清末的改革人士主要以清帝國的工業、科技落後為切入點,學習西方的新技術,從而又瞭解到民主制度。保皇黨對民主體制不以為然,我經常把黨內推崇「改革開放」的人與清末保皇黨做比較 - 只發展資本主義市場經濟,同時保留既有制度。事實證明這令中國更加成為一個畸形的、資本主義的弊端顯現地更明顯的社會,同時資本不可能自由流通 - 當下的資本流通給人一種自由貿易的假象,但實際上卻是高度編排好的劇本和食物鏈。 這一點,中共和海外資本家均有責任。海外投資者看中了中國龐大的勞動力市場和缺乏對勞動者的保障制度,大撈油水。由此分析,我們需要思考的另外一點是:共產黨倒台後的經濟模式會是如何?在全球化中的角色是什麼?需要確立一個怎樣的社會保障制度?如何保護民眾於新殖民主義?共產黨中國在國界內外的殖民地與殖民項目該如何處理?

回到清末,革命黨利用一個虛構的國族主義促使大眾團結來支持清政府的推翻。清朝的滅亡重要人物是袁世凱。後來的事眾所週知,所以與體制內人士妥協、裏應外合地換取政權,是不可取的。另外,鼓吹一個固有的意識形態強加於眾,因而達到目的,更是不可取。這樣事實上和中共的統治並無區別。由此可見,強行達到結果非但不能實現理想狀態,反而促使了更加變態、極端的勢力和群眾暴力的出現。如果達到民主政治的這個過程沒有經歷大眾自我的實現,對固化思想的反省,和發自內心的對真正自由的渴望和它意義的理解,中國不可能有真正的民主。即便有民選政府,貪腐和控制選舉、市場、政治的現象必定普遍。

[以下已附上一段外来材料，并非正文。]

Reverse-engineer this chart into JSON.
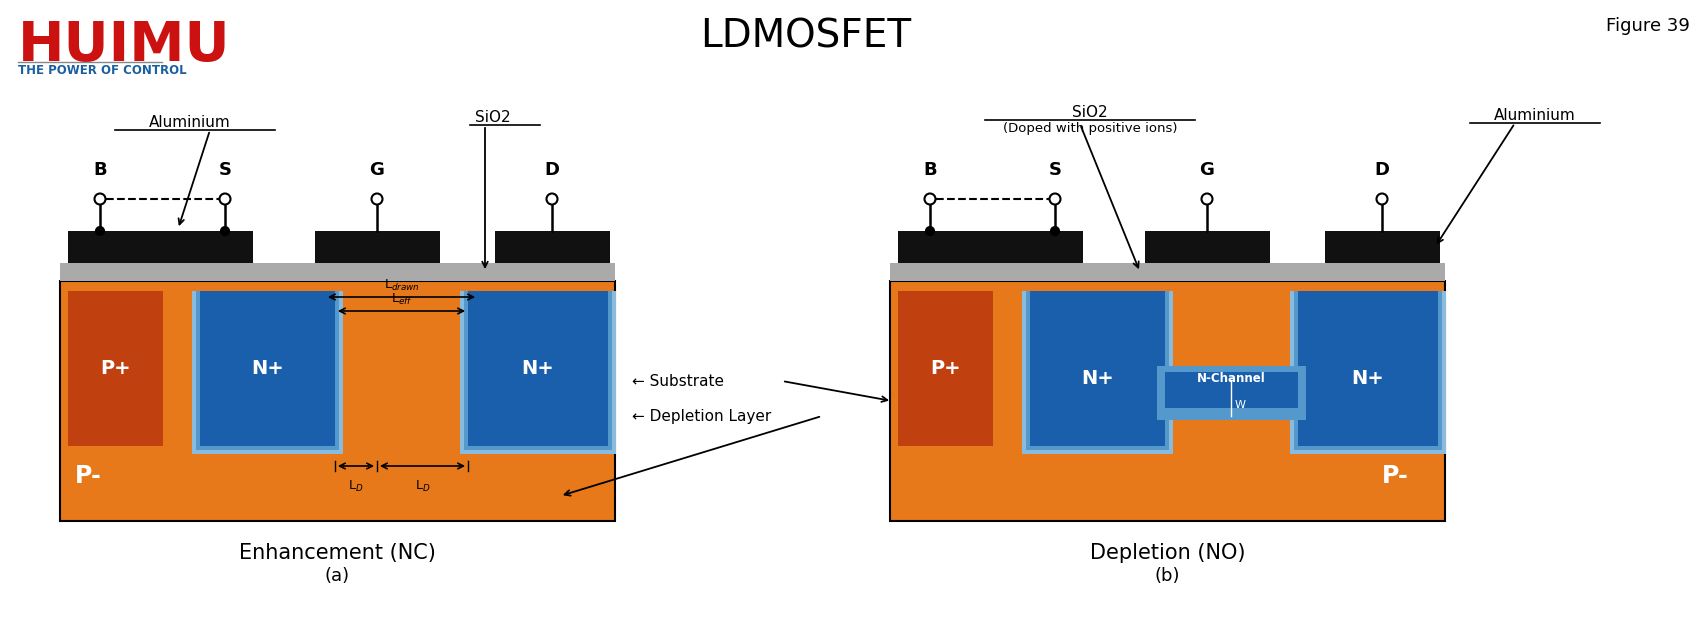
{
  "title": "LDMOSFET",
  "figure_label": "Figure 39",
  "colors": {
    "orange": "#E8791A",
    "blue": "#1A5FAB",
    "light_blue": "#5599CC",
    "lighter_blue": "#88BBDD",
    "black": "#111111",
    "dark_gray": "#555555",
    "gray": "#AAAAAA",
    "white": "#FFFFFF",
    "huimu_red": "#CC1111",
    "huimu_blue": "#1A60A0",
    "p_plus_red": "#C04010"
  },
  "diagram_a": {
    "label": "Enhancement (NC)",
    "sublabel": "(a)"
  },
  "diagram_b": {
    "label": "Depletion (NO)",
    "sublabel": "(b)"
  }
}
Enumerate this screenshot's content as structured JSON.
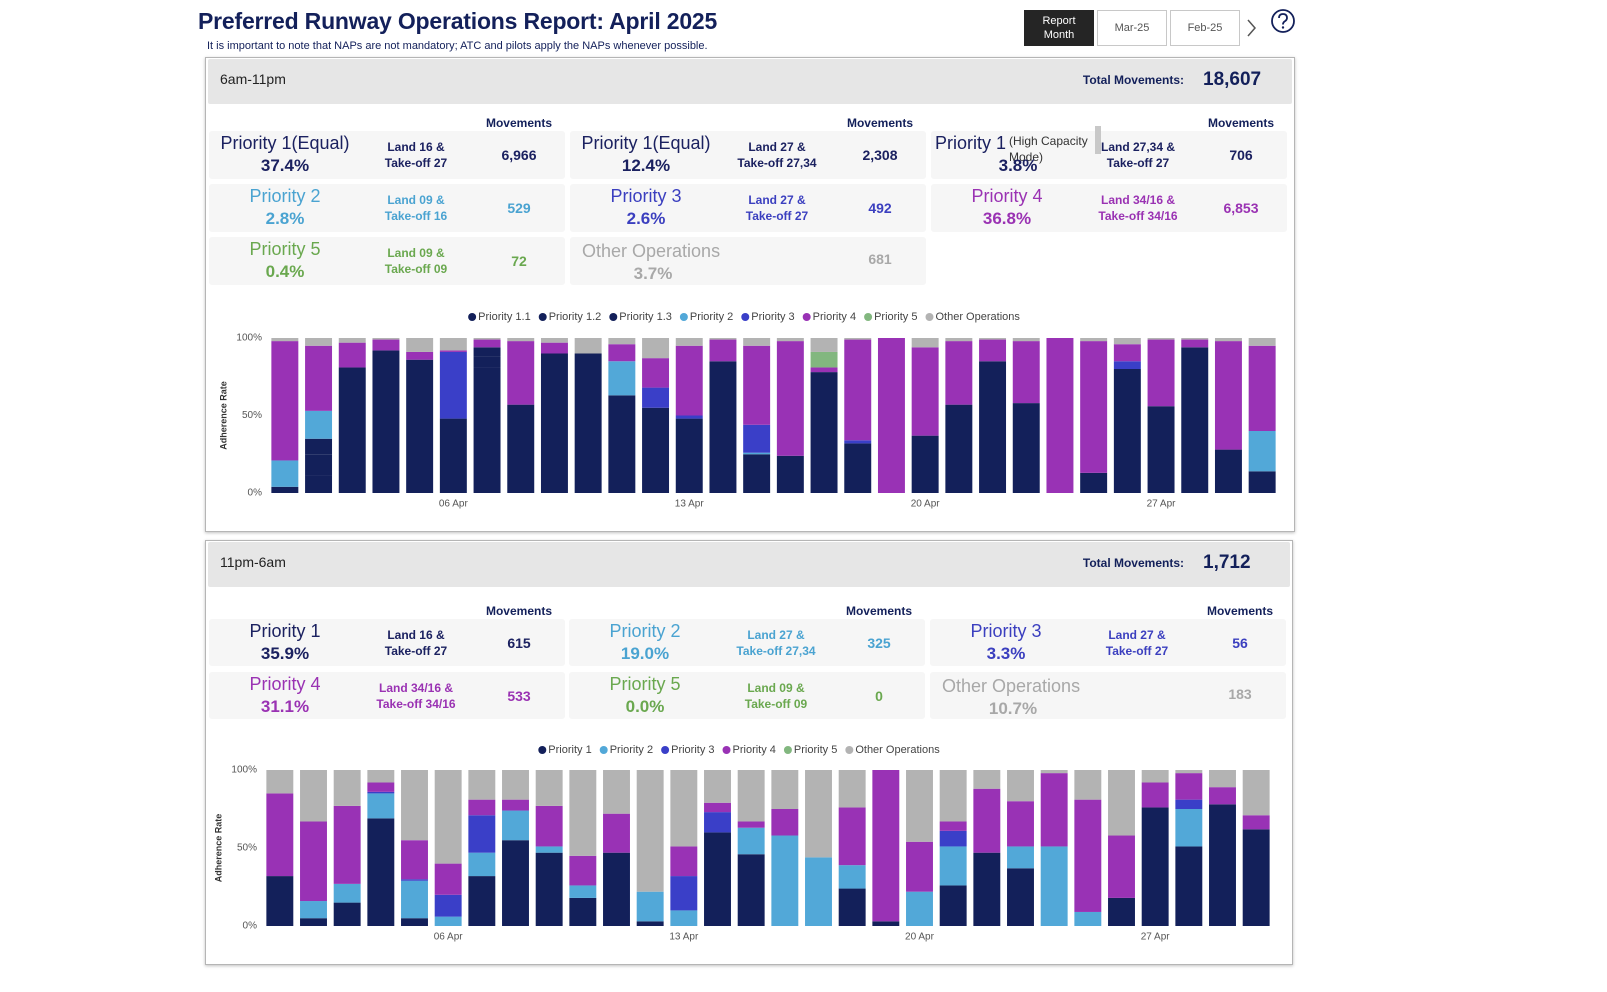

上世紀二十年代的知識份子注重啟蒙,如魯迅用淺顯易懂的白話文寫小說諷刺迂腐的傳統思想。但上下有序,內外尊卑的儒家文化在國人心中早已根深蒂固,有太多不可控制的因素使民主發展停滯不前。知識份子們的挫敗感使他們後來選擇了精英主義 - 讓他們這些「開了竅」的人去拯救那些被傳統文化毒害的人,自上而下地建立一個強加於民的體系,在體系內自然慢慢開竅。然後就變成了共產黨的獨裁統治。當今之世,我們要記住切勿再犯這個錯誤,應當常常反省自己,接納和思考不同的聲音,和接受有些東西是我們無法控制的事實。不然就一定是set it up for failure。這種想法我經常會有,比如在跟我媽爭論到面紅耳赤渾身發抖之後,她依然固執不講理地盲目追從中共、男權、種族歧視等等的惡劣,我就會想,操,這種人就永遠不會懂得自由,甚至不值得。 但冷靜下來後我知道這是不對的。這非常非常難,而且折磨。但問題是:如何啟蒙?我認為各界人士會有不同的方式,最簡單直白的方式,而且隨時可以進行。必須現在就開始進行。不要去排除任何人。但在如今思想審查森嚴的制度和強力洗腦的政策已經出現結果的情況下,大家需要更加費心去想如何打擦邊球和鬆動固化的思想。這就要靠大家的想像力和創造力,而且需要大篇幅地討論。還有一點就是,如何克服這種情緒?這我真的不知道,我相信大家都有這種痛苦,不知道大家是怎麼排解的。

對於中共的罪行要如何清算,我認為需要成立一個獨立的調查委員會去收集他們作為一個恐怖組織所犯下的罪行的證據,然後以法庭判決的形式處理。新的制度下,需要建立一個高度負責可信的司法機構,周密的權力制衡機制,令共產黨殘餘力量不得翻身。強烈反對獵巫捉姦的模式。

還有一類問題民運人士甚少討論,就是中國界內殖民地的主權問題。東突厥斯坦、圖博特、蒙古,如何恢復各自的主權?誰來決定?漢地大一統模式該不該繼續存在?面對各地文化地域的差異,是應該像東歐那樣各自獨立,成為相互對等的國家,還是像美國那樣建立由地方政府高度自治的聯邦制?還是有其他的可能性?如何逆轉對少數民族的漢化和文化清洗?

有太多太多的問題,一個問題引出十個,十個引出一百個。不過要不枉大家對民主自由做出的犧牲和工夫,周全疏密的思考是必要的。期待更多討論。